Reading all these posts and being reminded that we are all more similar to each other than we think, regardless of whatever group each of us may belong to.

When you're chatting with a friend while you're walking around and not really paying attention then you turn around to took at your friend and you realise you've been talking to someone you don't even know the entire time.

I probably am the only one who does this but I climb on my cat's cat tree to see what it's like to be a cat o.o

has a plastic bag full of plastic bags in your house

When I'm watching a movie I have already seen I hope for a different ending but soon realize it won't happen

Sweet! I've just received my free minecraft giftcode! >> Minecraftcodes.info <

I keep on trying to imagine how long eternity is for when I go to Heaven. It never ends...

Thinking about life as if its just a dream and wondeing if one day your just going to wake up and be like " wtf just happend".....

standing at the mall with your group talking, you all decide to start walking to a store, start to follow but half the group stays behind for a few seconds then they start walking, walk a slower pace only to find out that you're in the middle of your split groups e.g. 3 in front 4 behind...dont know which one to merge to......wait for your group to collaborate back together.

getting furius wen ppl hav bad speling n grammer

Leftovers are better than the actual meal ;)

Sometimes I pee sitting down and act like i'm a girl.

Only use the left earphone.

send a text to some one and act like you "meant" to send it to someone else.

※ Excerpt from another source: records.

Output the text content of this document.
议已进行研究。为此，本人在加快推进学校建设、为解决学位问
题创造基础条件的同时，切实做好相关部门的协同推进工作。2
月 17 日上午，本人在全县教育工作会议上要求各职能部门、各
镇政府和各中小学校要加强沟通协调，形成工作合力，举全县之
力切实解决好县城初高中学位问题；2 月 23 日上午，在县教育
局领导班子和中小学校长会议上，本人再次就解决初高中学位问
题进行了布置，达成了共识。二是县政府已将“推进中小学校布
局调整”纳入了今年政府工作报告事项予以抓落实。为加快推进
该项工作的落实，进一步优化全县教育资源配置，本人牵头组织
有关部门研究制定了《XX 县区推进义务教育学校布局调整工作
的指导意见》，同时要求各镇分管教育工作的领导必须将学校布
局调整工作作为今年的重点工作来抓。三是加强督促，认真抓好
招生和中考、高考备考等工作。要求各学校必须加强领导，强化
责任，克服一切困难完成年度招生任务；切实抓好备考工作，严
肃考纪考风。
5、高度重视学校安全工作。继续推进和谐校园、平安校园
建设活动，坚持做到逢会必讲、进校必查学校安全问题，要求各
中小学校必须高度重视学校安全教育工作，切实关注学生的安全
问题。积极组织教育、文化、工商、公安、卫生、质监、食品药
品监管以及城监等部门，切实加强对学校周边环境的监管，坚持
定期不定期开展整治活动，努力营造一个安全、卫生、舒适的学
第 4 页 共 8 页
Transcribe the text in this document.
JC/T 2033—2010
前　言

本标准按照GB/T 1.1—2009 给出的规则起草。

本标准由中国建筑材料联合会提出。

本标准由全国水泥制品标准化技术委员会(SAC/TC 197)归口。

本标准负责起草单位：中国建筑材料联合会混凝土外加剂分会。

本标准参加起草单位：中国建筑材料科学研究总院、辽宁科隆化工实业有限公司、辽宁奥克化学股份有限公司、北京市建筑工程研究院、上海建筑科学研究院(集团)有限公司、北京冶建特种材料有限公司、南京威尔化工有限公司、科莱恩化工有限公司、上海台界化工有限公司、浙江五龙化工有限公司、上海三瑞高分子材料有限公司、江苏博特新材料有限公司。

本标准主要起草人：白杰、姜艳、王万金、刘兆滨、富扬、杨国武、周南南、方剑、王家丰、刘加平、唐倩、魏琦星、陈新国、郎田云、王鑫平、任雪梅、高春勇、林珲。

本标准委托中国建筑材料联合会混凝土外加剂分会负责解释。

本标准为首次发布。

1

sometimes when i see a cop cruising around i try and act suspicious to see if they pull me over.

I like asking my wife how her SIMIANS are doing (the sims 4) because its fun watching her try to hide the fact that it annoys her. Nero, now if you thought Moral Man the Friendly neighbourhood r*pist was bad... Well, thumb me down I dare you! Seriously I totally did not have a certain bitch turkish hacker put a tracker on my laptop si I can find out where you live... And pay some guy to break your kneecaps... I only done it twice though... Here on horsehead network :) Third time is a charm ;) NERO: Actually I paid people five times, the fourth did not do his job, so I pay a fifth to FINISH HIM! (Sometimes I think people on craigslist just like to kill for the fun of it, seriously, eighty bucks?)

while you put your t-shirt on, you get frightened that someone's watching you behind your shirt so you try to put it on as soon as possible.

Being fat

Write angry notes into your search browser in case any Russian spies are watching.

Check every spoon fork and knife in the silverware drawer for spots or old food before you choose which one to eat with

I look at this site and wonder if the thumbs up are all from people who actually do the same thing, or just people who like that or think it's a funny thing to do.

sometimes when i wipe my nose a booger will get on my hand then ill get to lazy to get it off and wipe it under my chair.

Wish that illegal Mexicans would stop driving drunk without insurance and crashing into legal citizens who pay taxes and insurance leaving us with a debt in medical bills so that we cant afford physical therapy.

Watch peoples body language and see if they're on the same pace of thought as i am and then try to speed up my thinking to pretend or act like I am realizing something they are not.

Things You Think Only You Do

A collection of things you think only you do. Go ahead and confess. You probably aren't the only one.